Ce rapprochement s’est concrétisé avec la mise en place d’un comité exécutif avec les quatre présidents de fédération, ainsi que leurs homologues des groupes STX, Bernard, Doris et IxBlue.
Quatre sujets ont été dégagés :
1/ Innovation. « En matière de recherche & développement, on est mal loti », entend faire comprend Hervé Guillou à l’État. Or, selon lui, la haute technologie est essentielle pour qu’on « avance » dans une compétition croissante contre la Chine, la Russie, le Japon, la Corée, Singapour, l’Inde et la Turquie.
2/ Corollaire du premier point, la transformation numérique, pas seulement dans les relations avec les clients, mais aussi la digitalisation à l’intérieur des entreprises.
3/ Formation. « C’est le frein principal à la croissance », selon le président du Gican, qui ambitionne d’ouvrir un campus naval.
4/ International. « Pour les chantiers comme pour les équipements, l’entraînement des PME est fondamental pour une profession réalisant à l’étranger 50 % de ses ventes dans le militaire et 95 % dans le civil », a souligné le président du Gican, qui s’est félicité du « travail parfait » réalisé en Australie (contrat du siècle en matière sous-marins). Lequel doit être renouvelé dans toute une série de pays « où il y a beaucoup d’opportunités », comme l’Inde, le Brésil, l’Arabie saoudite, les Émirats arabes unis, le Qatar.
Sur le plan pratique, le CSF des industries navales et maritimes, s’est doté d’un Comité international des entreprises et de l’export, coordonné par Thierry Régnault, ancien dirigeant des chantiers CMN. « Parmi les thèmes prioritaires : les regroupements à l’export, les salons avec la Fin, les facteurs de blocage », détaille François Lambert, délégué permanent de la filière et délégué général du Gican.
Pour aider les PME et ETI, Delphine Gény-Stephann a délivré deux conseils : pour l’innovation, travailler avec les pôles de compétitivité (Pôle Mer Méditerranée, Pôle Mer Bretagne Atlantique, EMC2) ; et, en matière d’export, de travailler avec les acteurs publics, comme Business France. Au sein du Gican, ce sera l’une des actions que devra mener son nouveau responsable Export, Arnaud Martins da Torre, actuel directeur de Développement chez Eurotradia, société de conseil et d’accompagnement d’entreprises.
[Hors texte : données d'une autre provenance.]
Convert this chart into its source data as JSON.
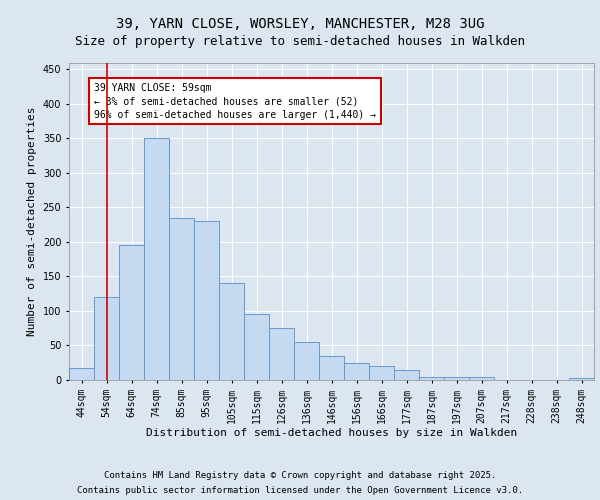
{
  "title_line1": "39, YARN CLOSE, WORSLEY, MANCHESTER, M28 3UG",
  "title_line2": "Size of property relative to semi-detached houses in Walkden",
  "xlabel": "Distribution of semi-detached houses by size in Walkden",
  "ylabel": "Number of semi-detached properties",
  "categories": [
    "44sqm",
    "54sqm",
    "64sqm",
    "74sqm",
    "85sqm",
    "95sqm",
    "105sqm",
    "115sqm",
    "126sqm",
    "136sqm",
    "146sqm",
    "156sqm",
    "166sqm",
    "177sqm",
    "187sqm",
    "197sqm",
    "207sqm",
    "217sqm",
    "228sqm",
    "238sqm",
    "248sqm"
  ],
  "values": [
    18,
    120,
    195,
    350,
    235,
    230,
    140,
    95,
    75,
    55,
    35,
    25,
    20,
    15,
    5,
    5,
    5,
    0,
    0,
    0,
    3
  ],
  "bar_color": "#c5d9f1",
  "bar_edge_color": "#6699cc",
  "annotation_text": "39 YARN CLOSE: 59sqm\n← 3% of semi-detached houses are smaller (52)\n96% of semi-detached houses are larger (1,440) →",
  "annotation_box_color": "#ffffff",
  "annotation_edge_color": "#cc0000",
  "vline_color": "#cc0000",
  "vline_x": 1.0,
  "ylim": [
    0,
    460
  ],
  "yticks": [
    0,
    50,
    100,
    150,
    200,
    250,
    300,
    350,
    400,
    450
  ],
  "background_color": "#dce6f1",
  "footer_line1": "Contains HM Land Registry data © Crown copyright and database right 2025.",
  "footer_line2": "Contains public sector information licensed under the Open Government Licence v3.0.",
  "title_fontsize": 10,
  "subtitle_fontsize": 9,
  "axis_label_fontsize": 8,
  "tick_fontsize": 7,
  "annotation_fontsize": 7,
  "footer_fontsize": 6.5
}
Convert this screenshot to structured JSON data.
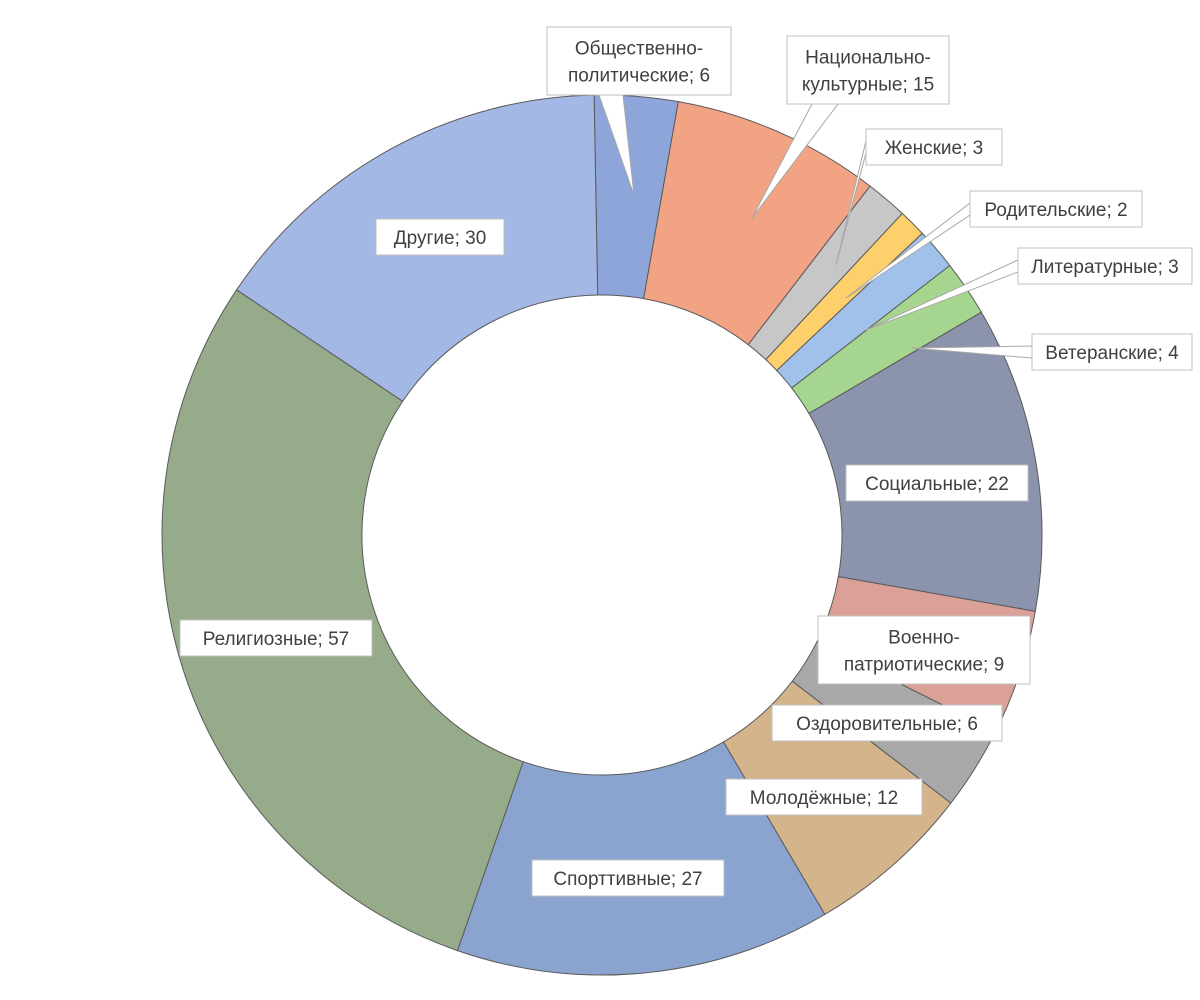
{
  "chart_data": {
    "type": "pie",
    "donut": true,
    "legend": "none",
    "slices": [
      {
        "label": "Общественно-политические",
        "text": [
          "Общественно-",
          "политические; 6"
        ],
        "value": 6,
        "color": "#8ea5d9"
      },
      {
        "label": "Национально-культурные",
        "text": [
          "Национально-",
          "культурные; 15"
        ],
        "value": 15,
        "color": "#f2a383"
      },
      {
        "label": "Женские",
        "text": [
          "Женские; 3"
        ],
        "value": 3,
        "color": "#c7c7c7"
      },
      {
        "label": "Родительские",
        "text": [
          "Родительские; 2"
        ],
        "value": 2,
        "color": "#fdd06c"
      },
      {
        "label": "Литературные",
        "text": [
          "Литературные; 3"
        ],
        "value": 3,
        "color": "#9fc1ea"
      },
      {
        "label": "Ветеранские",
        "text": [
          "Ветеранские; 4"
        ],
        "value": 4,
        "color": "#a6d58f"
      },
      {
        "label": "Социальные",
        "text": [
          "Социальные; 22"
        ],
        "value": 22,
        "color": "#8b93ad"
      },
      {
        "label": "Военно-патриотические",
        "text": [
          "Военно-",
          "патриотические; 9"
        ],
        "value": 9,
        "color": "#dba198"
      },
      {
        "label": "Оздоровительные",
        "text": [
          "Оздоровительные; 6"
        ],
        "value": 6,
        "color": "#a8a8a8"
      },
      {
        "label": "Молодёжные",
        "text": [
          "Молодёжные; 12"
        ],
        "value": 12,
        "color": "#d4b48a"
      },
      {
        "label": "Спорттивные",
        "text": [
          "Спорттивные; 27"
        ],
        "value": 27,
        "color": "#8ba4cf"
      },
      {
        "label": "Религиозные",
        "text": [
          "Религиозные; 57"
        ],
        "value": 57,
        "color": "#96ab8a"
      },
      {
        "label": "Другие",
        "text": [
          "Другие; 30"
        ],
        "value": 30,
        "color": "#a3b8e4"
      }
    ]
  }
}
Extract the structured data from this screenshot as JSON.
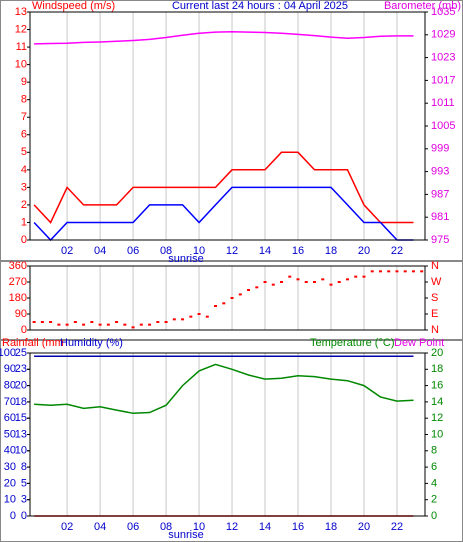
{
  "chart_data": [
    {
      "type": "line",
      "title": "Current last 24 hours : 04 April 2025",
      "annotation": "sunrise",
      "ylabel": "Windspeed (m/s)",
      "y2label": "Barometer (mb)",
      "x": [
        0,
        1,
        2,
        3,
        4,
        5,
        6,
        7,
        8,
        9,
        10,
        11,
        12,
        13,
        14,
        15,
        16,
        17,
        18,
        19,
        20,
        21,
        22,
        23
      ],
      "xlim": [
        -0.25,
        23.7
      ],
      "xticks": [
        {
          "value": 2,
          "label": "02"
        },
        {
          "value": 4,
          "label": "04"
        },
        {
          "value": 6,
          "label": "06"
        },
        {
          "value": 8,
          "label": "08"
        },
        {
          "value": 10,
          "label": "10"
        },
        {
          "value": 12,
          "label": "12"
        },
        {
          "value": 14,
          "label": "14"
        },
        {
          "value": 16,
          "label": "16"
        },
        {
          "value": 18,
          "label": "18"
        },
        {
          "value": 20,
          "label": "20"
        },
        {
          "value": 22,
          "label": "22"
        }
      ],
      "ylim": [
        0,
        13
      ],
      "yticks": [
        0,
        1,
        2,
        3,
        4,
        5,
        6,
        7,
        8,
        9,
        10,
        11,
        12,
        13
      ],
      "y2lim": [
        975,
        1035
      ],
      "y2ticks": [
        975,
        981,
        987,
        993,
        999,
        1005,
        1011,
        1017,
        1023,
        1029,
        1035
      ],
      "grid": true,
      "series": [
        {
          "color": "#ff0000",
          "values": [
            2,
            1,
            3,
            2,
            2,
            2,
            3,
            3,
            3,
            3,
            3,
            3,
            4,
            4,
            4,
            5,
            5,
            4,
            4,
            4,
            2,
            1,
            1,
            1
          ]
        },
        {
          "color": "#0000ff",
          "values": [
            1,
            0,
            1,
            1,
            1,
            1,
            1,
            2,
            2,
            2,
            1,
            2,
            3,
            3,
            3,
            3,
            3,
            3,
            3,
            2,
            1,
            1,
            0,
            0
          ]
        },
        {
          "color": "#ff00ff",
          "axis": "y2",
          "values": [
            1026.6,
            1026.7,
            1026.8,
            1027,
            1027.1,
            1027.3,
            1027.5,
            1027.8,
            1028.3,
            1028.9,
            1029.4,
            1029.7,
            1029.8,
            1029.7,
            1029.6,
            1029.4,
            1029.1,
            1028.8,
            1028.4,
            1028.1,
            1028.3,
            1028.6,
            1028.7,
            1028.7
          ]
        }
      ]
    },
    {
      "type": "scatter",
      "color": "#ff0000",
      "x": [
        0,
        0.5,
        1,
        1.5,
        2,
        2.5,
        3,
        3.5,
        4,
        4.5,
        5,
        5.5,
        6,
        6.5,
        7,
        7.5,
        8,
        8.5,
        9,
        9.5,
        10,
        10.5,
        11,
        11.5,
        12,
        12.5,
        13,
        13.5,
        14,
        14.5,
        15,
        15.5,
        16,
        16.5,
        17,
        17.5,
        18,
        18.5,
        19,
        19.5,
        20,
        20.5,
        21,
        21.5,
        22,
        22.5,
        23,
        23.5
      ],
      "values": [
        45,
        45,
        45,
        30,
        30,
        45,
        30,
        45,
        30,
        30,
        45,
        30,
        15,
        30,
        30,
        45,
        45,
        60,
        60,
        75,
        90,
        75,
        135,
        150,
        180,
        200,
        225,
        240,
        270,
        255,
        270,
        300,
        285,
        270,
        270,
        285,
        255,
        270,
        285,
        300,
        300,
        330,
        330,
        330,
        330,
        330,
        330,
        330
      ],
      "xlim": [
        -0.25,
        23.7
      ],
      "xticks": [
        {
          "value": 2,
          "label": "02"
        },
        {
          "value": 4,
          "label": "04"
        },
        {
          "value": 6,
          "label": "06"
        },
        {
          "value": 8,
          "label": "08"
        },
        {
          "value": 10,
          "label": "10"
        },
        {
          "value": 12,
          "label": "12"
        },
        {
          "value": 14,
          "label": "14"
        },
        {
          "value": 16,
          "label": "16"
        },
        {
          "value": 18,
          "label": "18"
        },
        {
          "value": 20,
          "label": "20"
        },
        {
          "value": 22,
          "label": "22"
        }
      ],
      "ylim": [
        0,
        360
      ],
      "yticks": [
        0,
        90,
        180,
        270,
        360
      ],
      "y2lim": [
        0,
        360
      ],
      "y2ticks": [
        {
          "value": 0,
          "label": "N"
        },
        {
          "value": 90,
          "label": "E"
        },
        {
          "value": 180,
          "label": "S"
        },
        {
          "value": 270,
          "label": "W"
        },
        {
          "value": 360,
          "label": "N"
        }
      ],
      "grid": true
    },
    {
      "type": "line",
      "annotation": "sunrise",
      "y3label": "Rainfall (mm",
      "ylabel": "Humidity (%)",
      "y2label": "Temperature (°C)",
      "dewpoint_label": "Dew Point",
      "x": [
        0,
        1,
        2,
        3,
        4,
        5,
        6,
        7,
        8,
        9,
        10,
        11,
        12,
        13,
        14,
        15,
        16,
        17,
        18,
        19,
        20,
        21,
        22,
        23
      ],
      "xlim": [
        -0.25,
        23.7
      ],
      "xticks": [
        {
          "value": 2,
          "label": "02"
        },
        {
          "value": 4,
          "label": "04"
        },
        {
          "value": 6,
          "label": "06"
        },
        {
          "value": 8,
          "label": "08"
        },
        {
          "value": 10,
          "label": "10"
        },
        {
          "value": 12,
          "label": "12"
        },
        {
          "value": 14,
          "label": "14"
        },
        {
          "value": 16,
          "label": "16"
        },
        {
          "value": 18,
          "label": "18"
        },
        {
          "value": 20,
          "label": "20"
        },
        {
          "value": 22,
          "label": "22"
        }
      ],
      "ylim": [
        0,
        100
      ],
      "yticks": [
        0,
        10,
        20,
        30,
        40,
        50,
        60,
        70,
        80,
        90,
        100
      ],
      "y3lim": [
        0,
        25
      ],
      "y3ticks": [
        0,
        {
          "value": 2.5,
          "label": "3"
        },
        5,
        {
          "value": 7.5,
          "label": "8"
        },
        10,
        {
          "value": 12.5,
          "label": "13"
        },
        15,
        {
          "value": 17.5,
          "label": "18"
        },
        20,
        {
          "value": 22.5,
          "label": "23"
        },
        25
      ],
      "y2lim": [
        0,
        20
      ],
      "y2ticks": [
        0,
        2,
        4,
        6,
        8,
        10,
        12,
        14,
        16,
        18,
        20
      ],
      "grid": true,
      "series": [
        {
          "color": "#ff0000",
          "axis": "y3",
          "values": [
            0,
            0,
            0,
            0,
            0,
            0,
            0,
            0,
            0,
            0,
            0,
            0,
            0,
            0,
            0,
            0,
            0,
            0,
            0,
            0,
            0,
            0,
            0,
            0
          ]
        },
        {
          "color": "#0000aa",
          "values": [
            98,
            98,
            98,
            98,
            98,
            98,
            98,
            98,
            98,
            98,
            98,
            98,
            98,
            98,
            98,
            98,
            98,
            98,
            98,
            98,
            98,
            98,
            98,
            98
          ]
        },
        {
          "color": "#008800",
          "axis": "y2",
          "values": [
            13.7,
            13.6,
            13.7,
            13.2,
            13.4,
            13.0,
            12.6,
            12.7,
            13.6,
            16.0,
            17.8,
            18.6,
            18.0,
            17.3,
            16.8,
            16.9,
            17.2,
            17.1,
            16.8,
            16.6,
            16.0,
            14.6,
            14.1,
            14.2
          ]
        }
      ]
    }
  ]
}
François Lambert est optimiste. Les membres du Gican sont à 80 % des PME. « Le fait que le patron de Naval Group ait choisi de prendre les rênes est un atout pour le chasser en meute », affirme-t-il. De même, selon lui, le salon Euronaval au Bourget, « en renforçant dès cette année (23-26 octobre) la mise en valeur les technologies françaises, favorisera l’Équipe de France à l’export ».
D’ici le 4 septembre, date du prochain CSF, les quatre organisations professionnelles du CSF « vont préparer un plan d’actions et une feuille de route pour engager le gouvernement et les entreprises », a expliqué Hervé Guillou. À cette date, elles devraient aussi formaliser leur coopération en signant un contrat de filière.
Pôles de compétitivité 1 400 membres accompagnés
Fondés à l’origine pour devenir la marmite de l’innovation dans les régions, les pôles de compétitivité possèdent aussi dans leur mission, le portage, l’accompagnement, la promotion des PME à l’international. Les délégations conduites hors de l’Hexagone bénéficient, d’ailleurs, le plus souvent de l’expertise de Business France. D’après le site http://competitivite.gouv.fr/, le dispositif mis en place avec l’agence publique en 2009 et reconduit début 2015 pour une période de 3 ans, « a permis d’accompagner plus de 1 400 membres de pôles sur près de 100 missions partenariales ».
Les pôles de compétitivité sont d’autant plus pertinents dans certains secteurs que l’articulation tant rêvée entre grands donneurs d’ordre et fournisseurs ou sous-traitants y demeure un vœu pieux. Les pôles étaient au 28 mars dernier au nombre de 67 répartis sur tout le territoire.
Textile : une filière éparpillée
Très souvent, l’Union des industries textiles (UIT) se voit reprochée de ne pas soutenir les petites entreprises. Manque de volonté, manque d’ambition, manque de moyens ? « C’est une filière complexe, éparpillée, il n’y a pas de chef de file », plaide Emmanuelle Butaud-Stubbs, la déléguée générale de l’UIT.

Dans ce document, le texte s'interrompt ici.